While it may seem nuts to be thinking about buying anything now, it still makes sense to keep up with the contrarian signals. If you are going to be an investor (rather than a trader) you have to consider buying after the market has fallen. After all, how can you buy low if you don’t? The idea behind contrarian investing is that when most are bearish, it pays to be bullish. After all, those bears will eventually turn to bulls and will act on that. If you are already in the market when that happens, you’ll benefit. The same is true of the opposite situation. If the vast majority are bullish, it pays to be bearish on the theory that eventually the bulls will turn to bears and sell.

Merrill Lynch’s monthly survey of fund managers was just released and it is one of the most pessimistic ever (via WSJ’s MarketBeat):

Merrill Lynch’s monthly fund manager survey, released Wednesday, serves as a nice snapshot for just how frightened the investment community was last week. Fund managers soured on global growth, investing in China, commodities and emerging markets in favor of higher cash levels and keeping their heads covered.
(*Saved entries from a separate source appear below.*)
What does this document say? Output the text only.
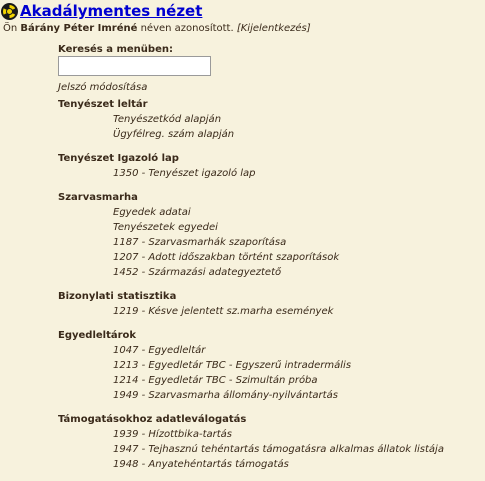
Akadálymentes nézet
Ön Bárány Péter Imréné néven azonosított. [Kijelentkezés]
Keresés a menüben:
Jelszó módosítása
Tenyészet leltár
Tenyészetkód alapján
Ügyfélreg. szám alapján
Tenyészet Igazoló lap
1350 - Tenyészet igazoló lap
Szarvasmarha
Egyedek adatai
Tenyészetek egyedei
1187 - Szarvasmarhák szaporítása
1207 - Adott időszakban történt szaporítások
1452 - Származási adategyeztető
Bizonylati statisztika
1219 - Késve jelentett sz.marha események
Egyedleltárok
1047 - Egyedleltár
1213 - Egyedletár TBC - Egyszerű intradermális
1214 - Egyedletár TBC - Szimultán próba
1949 - Szarvasmarha állomány-nyilvántartás
Támogatásokhoz adatleválogatás
1939 - Hízottbika-tartás
1947 - Tejhasznú tehéntartás támogatásra alkalmas állatok listája
1948 - Anyatehéntartás támogatás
Calling the October survey “one of the most pessimistic we have ever conducted,” Gary Baker, equity strategist at Merrill Lynch, notes that institutional fund managers “believe that the world is in recession, that monetary policy is too restrictive, and that companies should use what cash flow they have to rebuild balance sheets.”

Interestingly, almost half (43%) of the managers believe stocks are undervalued. That’s the highest reading in over a decade. So if they think stocks are undervalued, why are they bearish?